Core Concepts
An expert-driven framework for online monitoring of an automated vehicle's capabilities based on a Bayesian Network representation of the system's architecture.
Abstract
The paper presents an expert-driven framework for online capability monitoring of automated driving systems. The key steps are:
Deriving a directed acyclic graph (DAG) that captures the relationships between the quality of system elements across different architectural views (capability, functional, logical).
Parameterizing a Bayesian Network based on the DAG structure using Fuzzy Logic to represent expert knowledge about the interdependencies.
Observing technical measurements at runtime to infer the quality of the system's capabilities through the Bayesian Network.
The framework is demonstrated in the context of an urban example scenario for the longitudinal motion control of a UNICARagil automated vehicle. The capability monitor is able to infer the quality of the vehicle's capabilities, such as "accelerate", "decelerate", and "estimate motion", by propagating quality information through the Bayesian Network. The authors show how the inferred capability quality can be used to support the vehicle's runtime decision making, e.g., by eliminating maneuvers that the vehicle is not capable of performing safely.

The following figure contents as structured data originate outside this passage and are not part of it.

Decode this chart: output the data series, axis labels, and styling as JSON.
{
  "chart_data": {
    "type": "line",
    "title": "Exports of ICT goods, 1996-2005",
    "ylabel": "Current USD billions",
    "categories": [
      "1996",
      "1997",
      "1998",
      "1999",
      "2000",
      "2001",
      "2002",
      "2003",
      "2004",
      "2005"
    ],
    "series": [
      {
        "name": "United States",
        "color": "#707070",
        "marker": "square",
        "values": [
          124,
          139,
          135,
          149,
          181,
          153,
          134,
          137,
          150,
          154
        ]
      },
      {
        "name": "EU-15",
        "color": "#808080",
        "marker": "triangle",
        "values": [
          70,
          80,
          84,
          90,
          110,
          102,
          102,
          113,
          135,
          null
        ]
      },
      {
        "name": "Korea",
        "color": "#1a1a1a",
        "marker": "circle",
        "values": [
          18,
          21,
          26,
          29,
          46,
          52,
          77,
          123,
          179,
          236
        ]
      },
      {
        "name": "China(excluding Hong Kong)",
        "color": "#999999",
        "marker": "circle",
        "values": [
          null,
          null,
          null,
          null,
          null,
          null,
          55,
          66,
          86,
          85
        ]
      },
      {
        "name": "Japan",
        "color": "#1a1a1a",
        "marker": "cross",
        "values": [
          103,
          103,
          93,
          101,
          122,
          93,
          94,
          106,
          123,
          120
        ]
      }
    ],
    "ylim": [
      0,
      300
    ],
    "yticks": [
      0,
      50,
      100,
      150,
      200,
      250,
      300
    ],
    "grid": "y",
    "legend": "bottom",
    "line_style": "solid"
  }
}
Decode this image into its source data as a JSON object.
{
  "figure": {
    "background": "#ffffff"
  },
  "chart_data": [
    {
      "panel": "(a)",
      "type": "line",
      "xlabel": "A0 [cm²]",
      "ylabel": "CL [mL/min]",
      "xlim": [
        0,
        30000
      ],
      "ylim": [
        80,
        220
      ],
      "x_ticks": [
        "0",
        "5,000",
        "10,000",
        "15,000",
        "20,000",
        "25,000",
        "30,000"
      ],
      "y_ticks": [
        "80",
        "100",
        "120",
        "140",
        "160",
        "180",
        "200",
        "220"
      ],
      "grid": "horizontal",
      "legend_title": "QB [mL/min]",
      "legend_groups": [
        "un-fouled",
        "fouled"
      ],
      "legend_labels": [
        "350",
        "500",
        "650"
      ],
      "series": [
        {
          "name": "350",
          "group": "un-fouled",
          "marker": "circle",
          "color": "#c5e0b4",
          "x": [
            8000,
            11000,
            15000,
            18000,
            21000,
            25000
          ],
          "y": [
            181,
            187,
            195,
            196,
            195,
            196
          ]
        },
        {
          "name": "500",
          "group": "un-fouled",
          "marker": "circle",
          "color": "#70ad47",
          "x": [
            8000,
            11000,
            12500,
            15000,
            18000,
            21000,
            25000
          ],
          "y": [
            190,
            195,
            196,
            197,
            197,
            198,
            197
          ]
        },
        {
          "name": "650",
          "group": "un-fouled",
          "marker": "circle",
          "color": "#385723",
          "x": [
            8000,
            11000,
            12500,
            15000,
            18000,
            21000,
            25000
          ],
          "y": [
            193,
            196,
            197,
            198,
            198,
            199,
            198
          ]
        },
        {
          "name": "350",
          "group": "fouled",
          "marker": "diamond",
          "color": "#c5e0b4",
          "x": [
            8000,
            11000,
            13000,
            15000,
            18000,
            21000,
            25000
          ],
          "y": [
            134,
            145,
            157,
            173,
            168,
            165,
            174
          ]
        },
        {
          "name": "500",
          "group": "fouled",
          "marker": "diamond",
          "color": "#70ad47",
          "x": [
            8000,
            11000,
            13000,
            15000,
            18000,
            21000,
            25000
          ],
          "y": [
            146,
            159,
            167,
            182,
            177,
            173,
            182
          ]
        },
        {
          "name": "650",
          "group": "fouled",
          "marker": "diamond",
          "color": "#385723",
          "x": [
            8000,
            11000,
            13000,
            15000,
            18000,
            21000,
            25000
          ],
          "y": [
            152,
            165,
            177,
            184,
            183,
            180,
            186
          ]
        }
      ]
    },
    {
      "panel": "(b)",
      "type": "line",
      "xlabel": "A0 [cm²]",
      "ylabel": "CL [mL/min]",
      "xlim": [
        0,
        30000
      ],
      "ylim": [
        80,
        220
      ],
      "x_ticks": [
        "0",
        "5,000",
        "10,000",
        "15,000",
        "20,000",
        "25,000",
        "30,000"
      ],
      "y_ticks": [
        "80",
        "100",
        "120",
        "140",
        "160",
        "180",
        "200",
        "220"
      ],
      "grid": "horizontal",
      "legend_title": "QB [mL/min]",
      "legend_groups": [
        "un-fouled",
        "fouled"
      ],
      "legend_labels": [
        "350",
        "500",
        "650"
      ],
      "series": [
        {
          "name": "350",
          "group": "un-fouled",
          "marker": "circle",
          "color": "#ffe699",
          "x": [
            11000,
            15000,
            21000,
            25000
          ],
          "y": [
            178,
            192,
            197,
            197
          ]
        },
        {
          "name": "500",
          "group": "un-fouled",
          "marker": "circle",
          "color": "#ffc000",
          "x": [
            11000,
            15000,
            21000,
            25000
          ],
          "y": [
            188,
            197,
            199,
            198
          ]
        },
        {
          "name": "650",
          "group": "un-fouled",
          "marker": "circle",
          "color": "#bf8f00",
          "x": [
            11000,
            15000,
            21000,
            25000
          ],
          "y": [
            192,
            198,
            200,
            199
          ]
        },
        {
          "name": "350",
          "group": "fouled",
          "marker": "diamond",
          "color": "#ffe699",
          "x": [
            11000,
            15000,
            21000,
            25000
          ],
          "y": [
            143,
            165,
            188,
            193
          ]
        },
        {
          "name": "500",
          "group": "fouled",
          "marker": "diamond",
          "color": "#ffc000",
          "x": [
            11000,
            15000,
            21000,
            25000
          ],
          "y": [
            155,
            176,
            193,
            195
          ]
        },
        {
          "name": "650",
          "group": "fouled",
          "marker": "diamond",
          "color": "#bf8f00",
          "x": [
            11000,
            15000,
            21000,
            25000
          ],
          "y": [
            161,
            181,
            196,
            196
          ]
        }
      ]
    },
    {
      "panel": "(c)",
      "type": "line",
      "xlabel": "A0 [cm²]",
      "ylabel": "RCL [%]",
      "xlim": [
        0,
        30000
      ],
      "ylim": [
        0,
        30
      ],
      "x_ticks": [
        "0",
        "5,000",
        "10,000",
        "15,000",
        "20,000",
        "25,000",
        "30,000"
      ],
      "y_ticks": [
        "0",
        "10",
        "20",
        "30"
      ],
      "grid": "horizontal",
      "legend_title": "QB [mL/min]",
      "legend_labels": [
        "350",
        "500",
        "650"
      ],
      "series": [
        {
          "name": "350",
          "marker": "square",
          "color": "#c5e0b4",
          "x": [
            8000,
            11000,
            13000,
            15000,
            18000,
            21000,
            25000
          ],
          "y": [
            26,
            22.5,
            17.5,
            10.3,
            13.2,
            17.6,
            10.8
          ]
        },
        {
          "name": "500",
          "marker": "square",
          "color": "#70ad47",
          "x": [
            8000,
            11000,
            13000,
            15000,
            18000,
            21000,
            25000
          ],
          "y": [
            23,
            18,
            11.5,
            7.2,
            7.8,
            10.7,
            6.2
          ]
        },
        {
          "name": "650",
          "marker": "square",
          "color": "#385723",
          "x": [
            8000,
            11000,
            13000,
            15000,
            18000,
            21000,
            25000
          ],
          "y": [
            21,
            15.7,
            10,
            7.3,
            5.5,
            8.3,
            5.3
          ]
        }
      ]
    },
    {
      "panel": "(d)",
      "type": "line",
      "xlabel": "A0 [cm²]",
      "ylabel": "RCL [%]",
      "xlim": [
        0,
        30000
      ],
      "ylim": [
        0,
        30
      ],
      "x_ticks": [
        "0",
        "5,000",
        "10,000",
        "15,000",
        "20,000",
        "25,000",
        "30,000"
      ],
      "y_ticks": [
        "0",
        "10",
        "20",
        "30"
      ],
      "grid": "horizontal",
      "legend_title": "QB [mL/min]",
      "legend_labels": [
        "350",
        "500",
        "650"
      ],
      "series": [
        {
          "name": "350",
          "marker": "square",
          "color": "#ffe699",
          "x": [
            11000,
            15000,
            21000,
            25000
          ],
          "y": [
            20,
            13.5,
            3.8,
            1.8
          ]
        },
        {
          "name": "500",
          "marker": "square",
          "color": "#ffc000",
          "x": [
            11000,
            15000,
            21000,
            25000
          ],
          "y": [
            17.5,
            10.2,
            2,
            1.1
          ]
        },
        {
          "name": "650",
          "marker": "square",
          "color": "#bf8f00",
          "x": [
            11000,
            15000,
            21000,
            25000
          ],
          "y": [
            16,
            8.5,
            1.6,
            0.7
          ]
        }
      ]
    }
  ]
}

The expert-driven approach is proposed as a practical first step, acknowledging the need for more objective, data-driven methods to model the complex interdependencies in future work. The framework aims to address the challenge of ensuring the safe operation of automated vehicles by enabling them to be aware of their own capabilities at runtime.
Stats
The standard deviation of the vehicle's horizontal position estimated by the localization filter is used as a quality measure for the "estimate motion" capability.
The voltage level of the power electronics is used as a quality measure for the powertrain units contributing to the "accelerate" and "decelerate" capabilities.
Quotes
"A decline in system health at runtime (e.g., due to degradations or failures of hardware components) as well as performance insufficiencies are expected to inhibit the system from realizing the required capabilities and hence the specified behavior."
"Nolte et al. [11] argues that the selection of technical variables for monitoring should be based on capability-level requirements that are formulated with respect to the system's desired behavior."